Questionado sobre a presença da ONG Missão Caiuá nas atividades da região, o líder se mostrou surpreso com o valor de R$ 213 milhões que a entidade deve receber até o fim do ano e com os R$ 872 milhões que já recebeu durante o governo do ex-presidente Jair Bolsonaro, valor referente ao atendimento para todo o País.

“Trabalho para a ONG Missão Caiuá, sou contratado por eles, mas não chegou na aldeia [o valor recebido pela entidade]. Fora que saúde e medicamento, essas coisas não tem”, afirmou.
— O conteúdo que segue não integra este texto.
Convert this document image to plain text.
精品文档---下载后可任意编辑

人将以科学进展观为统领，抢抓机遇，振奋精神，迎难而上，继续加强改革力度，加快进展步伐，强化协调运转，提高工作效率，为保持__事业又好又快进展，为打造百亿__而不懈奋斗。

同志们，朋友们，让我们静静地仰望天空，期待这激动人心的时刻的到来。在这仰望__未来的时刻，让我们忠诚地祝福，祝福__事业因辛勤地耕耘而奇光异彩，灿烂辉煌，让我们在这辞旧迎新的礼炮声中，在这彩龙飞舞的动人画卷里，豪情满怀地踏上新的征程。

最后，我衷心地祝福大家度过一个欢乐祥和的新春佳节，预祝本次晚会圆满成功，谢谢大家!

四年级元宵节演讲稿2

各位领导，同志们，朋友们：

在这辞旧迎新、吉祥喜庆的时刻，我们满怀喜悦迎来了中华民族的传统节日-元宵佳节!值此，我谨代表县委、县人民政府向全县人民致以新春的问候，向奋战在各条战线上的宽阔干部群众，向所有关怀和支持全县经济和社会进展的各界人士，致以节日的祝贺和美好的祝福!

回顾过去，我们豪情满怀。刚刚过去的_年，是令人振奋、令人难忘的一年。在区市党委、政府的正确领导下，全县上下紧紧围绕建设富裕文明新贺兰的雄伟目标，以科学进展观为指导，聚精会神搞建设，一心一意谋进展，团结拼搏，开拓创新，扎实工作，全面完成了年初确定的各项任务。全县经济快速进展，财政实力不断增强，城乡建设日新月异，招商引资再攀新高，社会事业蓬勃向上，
“Nos reunimos com os gestores de lá, e eles reclamaram bastante que a Missão Caiuá está sem verba para pagar funcionários, almoço, medicamentos. Fico espantado de saber que vem tudo isso aí [de dinheiro] e os gestores estão reclamando de falta de verba”, finalizou.

Em contato com o Distrito Sanitário Especial Indígena (DSEI-MS), a fim de saber qual o panorama das verbas utilizadas na saúde indígena de Mato Grosso do Sul, a reportagem não obteve retorno até o fechamento da edição.

Já a ONG Missão Caiuá informou, por meio de nota, na semana passada, que atua apenas de forma complementar na saúde indígena, com a única obrigação de contratar profissionais de saúde que ficam à disposição do DSEI-MS.

“Atualmente, temos mais de 700 profissionais contratados só aqui em MS, e esses ficam à disposição do governo federal e compõem as equipes de saúde indígena”, disse a entidade.

A ONG acrescentou que o convênio não é responsável por outras despesas, como alimentos, remédios, transporte, entre outros.

“Paralelo a isso, a entidade tem um hospital [Hospital Porta da Esperança] ao lado das aldeias em Dourados e atende de forma gratuita a todos os indígenas [atendimento básico e primário]”.

A Missão Caiuá também reforçou que vive de doações, e que os recursos recebidos para o hospital e pelos convênios não podem ser direcionados para a compra de alimentos.

RECURSOS

Na terça-feira (24), o jornal O Globo denunciou o mau uso do dinheiro que deveria ser destinado pela Missão de Caiuá para levar atendimento médico aos povos indígenas, e até mesmo o desvio da verba para garimpeiros donos de empresas de transporte aéreo.

A entidade foi a que mais recebeu dinheiro do Programa de Proteção e Recuperação da Saúde Indígena durante o governo de Jair Bolsonaro (2019-2022), totalizando R$ 872 milhões.

O valor é 47% maior do que o destinado para a segunda instituição que mais obteve recursos do governo federal, o Instituto de Medicina Integral Professor Fernando Figueiredo, que recebeu R$ 462 milhões.